We searched the cBio Cancer Genomics Portal27, an open-source cancer genomics data platform created by Memorial Sloan-Kettering Cancer Center (MSKCC), to analyze the selected genes’ most common mutations, copy number alterations, and gene expression in PCa (11 data sets, n = 2820 samples, last access: December 2019). The criteria for inclusion of the data sets in our analysis were as follows: (1) type of cancer: prostate adenocarcinoma or metastasis, (2) the study must be published, and (3) the study must consist of a sample number >50.

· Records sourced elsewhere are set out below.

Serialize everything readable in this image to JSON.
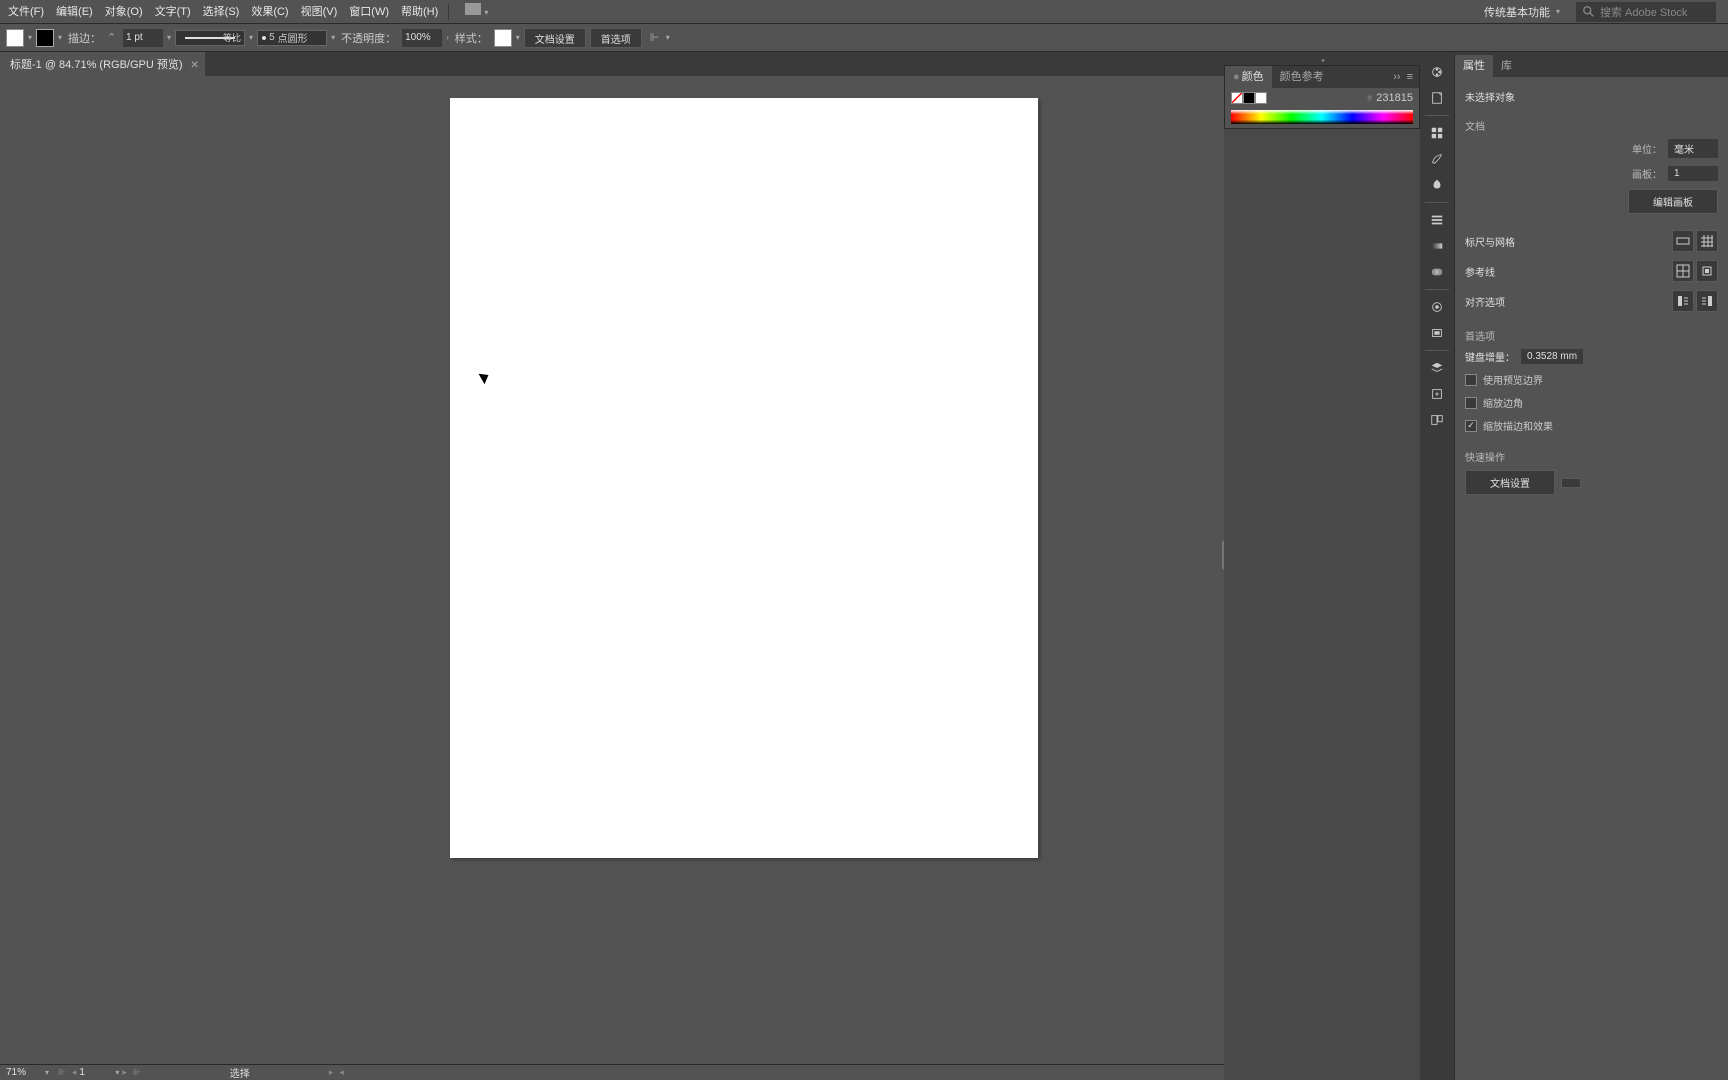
{
  "menubar": {
    "items": [
      "文件(F)",
      "编辑(E)",
      "对象(O)",
      "文字(T)",
      "选择(S)",
      "效果(C)",
      "视图(V)",
      "窗口(W)",
      "帮助(H)"
    ],
    "workspace": "传统基本功能",
    "search_placeholder": "搜索 Adobe Stock"
  },
  "options": {
    "stroke_label": "描边：",
    "stroke_weight": "1 pt",
    "stroke_style": "等比",
    "brush_size": "5",
    "brush_style": "点圆形",
    "opacity_label": "不透明度：",
    "opacity_value": "100%",
    "style_label": "样式：",
    "doc_setup": "文档设置",
    "prefs": "首选项"
  },
  "tab": {
    "title": "标题-1 @ 84.71% (RGB/GPU 预览)"
  },
  "status": {
    "zoom": "71%",
    "artboard_num": "1",
    "tool": "选择"
  },
  "color_panel": {
    "tab_color": "颜色",
    "tab_guide": "颜色参考",
    "hex": "231815"
  },
  "props": {
    "tab_props": "属性",
    "tab_lib": "库",
    "no_selection": "未选择对象",
    "doc_heading": "文档",
    "unit_label": "单位：",
    "unit_value": "毫米",
    "artboard_label": "画板：",
    "artboard_value": "1",
    "edit_artboard": "编辑画板",
    "ruler_grid": "标尺与网格",
    "guides": "参考线",
    "align": "对齐选项",
    "prefs_heading": "首选项",
    "key_inc_label": "键盘增量：",
    "key_inc_value": "0.3528 mm",
    "cb_preview": "使用预览边界",
    "cb_scale_corner": "缩放边角",
    "cb_scale_stroke": "缩放描边和效果",
    "quick_actions": "快速操作",
    "doc_setup_btn": "文档设置"
  }
}
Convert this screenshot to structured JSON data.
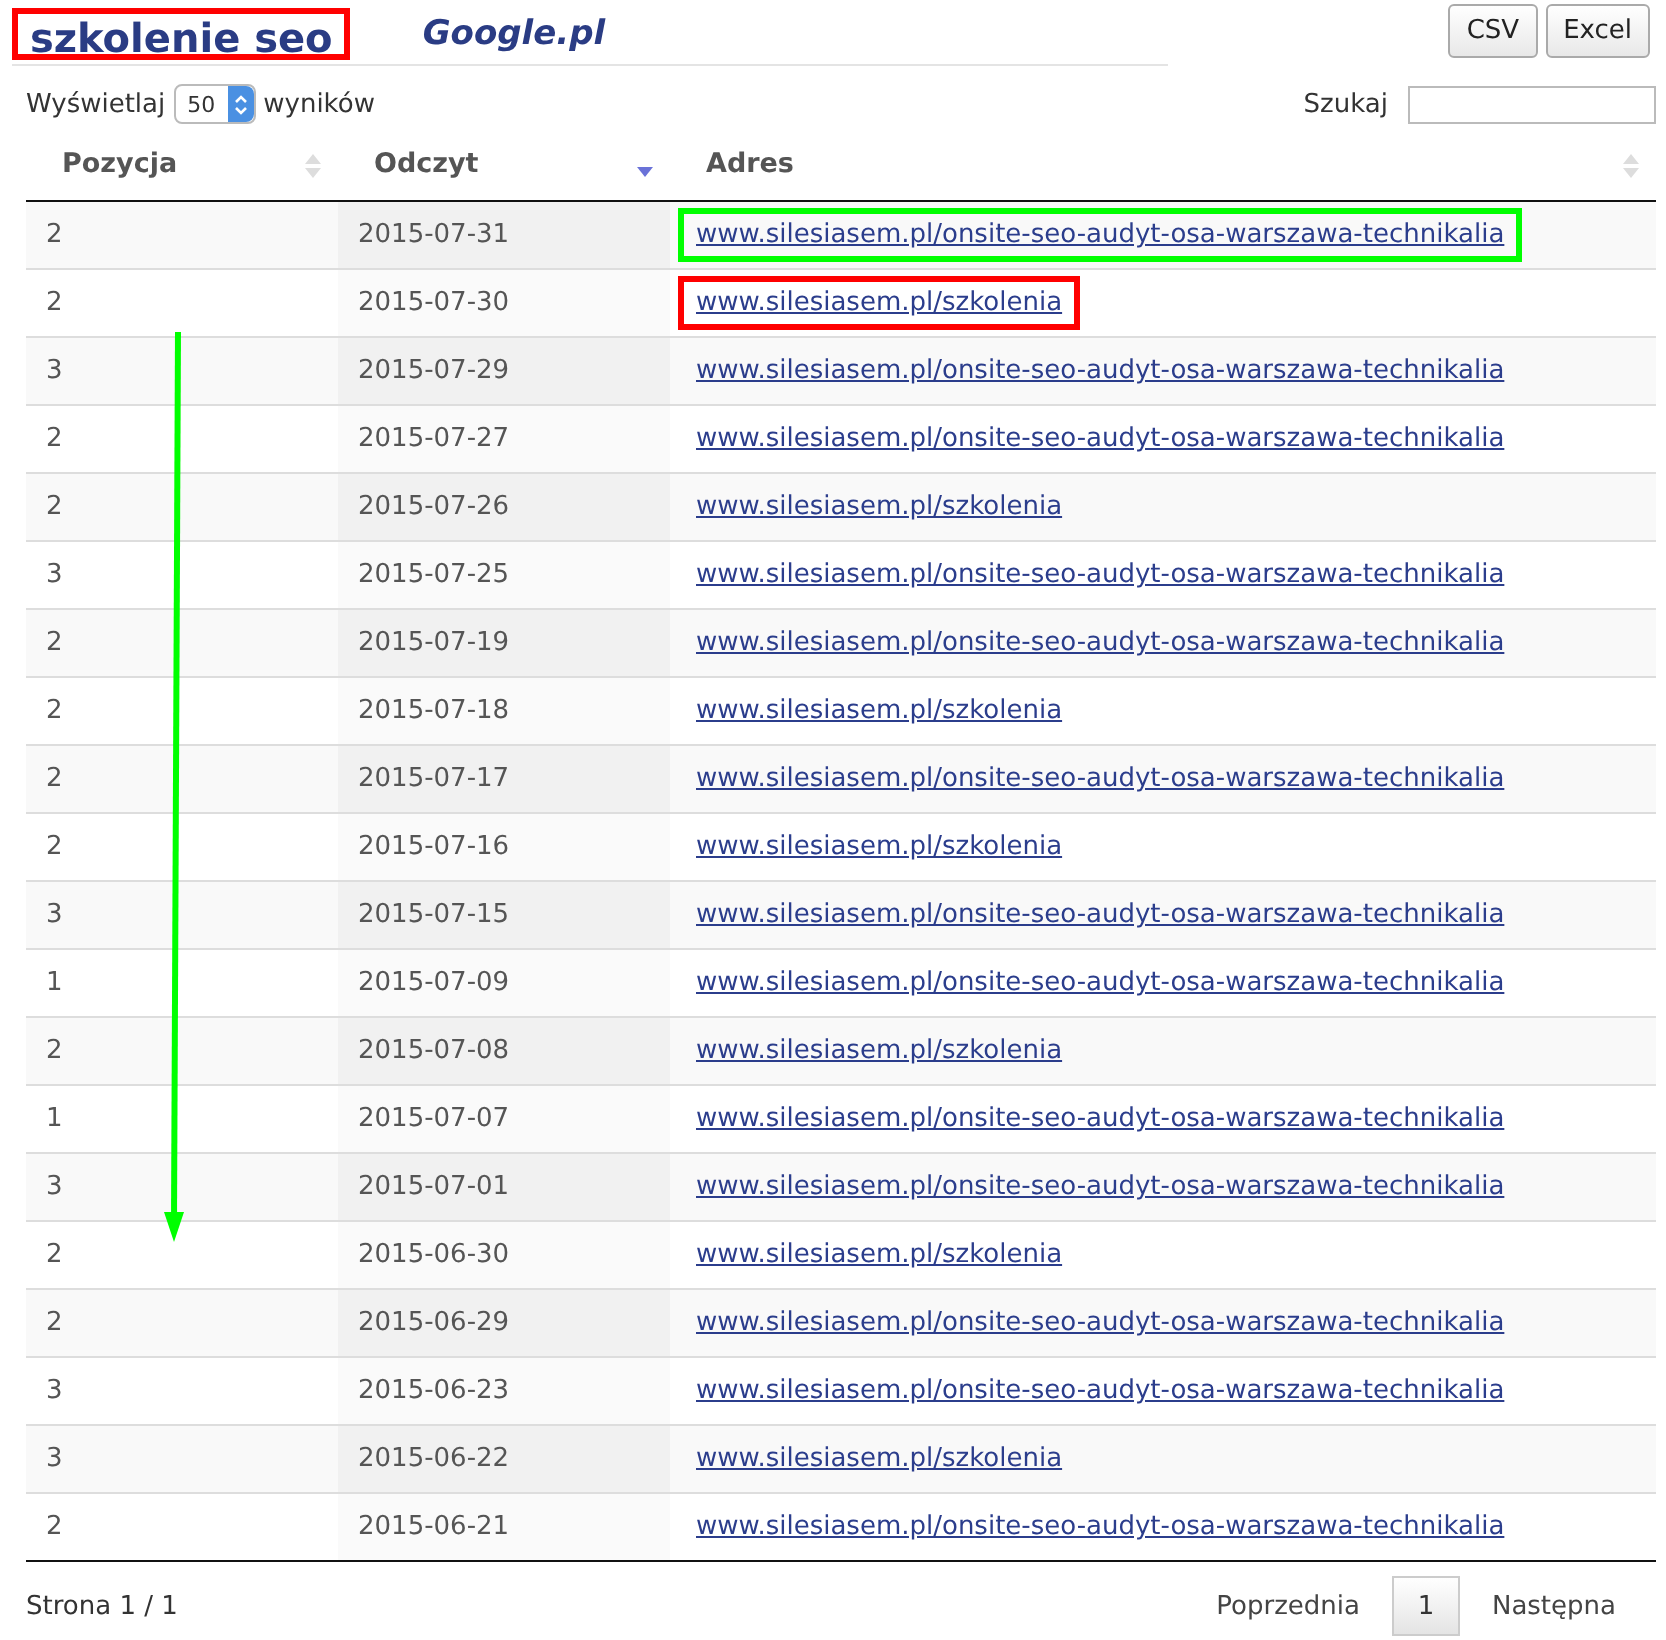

Information source and eligibility criteria (SU2C/PCF Dream Team 2019 data set (SU2C)) 30

We used the data set from the SU2C-PCF Dream Team: Precision Therapy for Advanced Prostate Cancer that has whole-exome sequencing of 444 castrate-resistant prostate cancer tumor/normal pairs. A descriptive table regarding patient characteristics at baseline (start of the follow-up for analyses) is depicted in Supplementary Table 8.

Time-dependent ROC curves

TimeROC51 package was used for the estimation of time-dependent receiver operating characteristic (ROC) curve and area under time-dependent ROC curve (AUC) in the presence of censored data. Confidence intervals (CI) were computed using the iid-representation tool within the package. The confidence level was set to 0.95.

Statistics and reproducibility

We used the web-based bioinformatic tool Nexus52 for the analysis of differentially expressed genes based on the comparison of prostate tumor and normal adjacent tissue samples (TCGA-PRAD) (expressed as log2 fold change).

GraphPad Prism software (La Jolla, CA, USA) was used to calculate student’s t-test for testing differences in gene expression across tissue samples, and percentage of the genome altered in patients with high or low YWHAZ or 14-3-3ζ/δ expression. Statistical significance was set at P ≤ 0.05.

Stata software (StataCorp LLC, Texas, USA) was used to explore the patients’ survival and to generate Kaplan–Meier curves. To find the cutoff value to stratify patients into two groups based on the expression levels of each gene, we used the Cutoff Finder tool53. For univariable and multivariable analyses of prognostic factors, log-rank test and Cox proportional hazard model regression were employed.

Fisher’s exact test was used to test the statistical significance of contingency tables of genetic alterations. Statistical significance was set at P ≤ 0.05.

One way ANOVA followed by a Tukey’s test was performed to assess significant differences when comparing gene expression, and percentage of the genome altered across samples with copy number alterations.

Ethics statement

Written informed consent and institutional review board approval from the teaching hospital “Hospital de Clínicas José de San Martín” in Buenos Aires, Argentina, were acquired.

Reporting summary

Further information on research design is available in the Nature Research Reporting Summary linked to this article.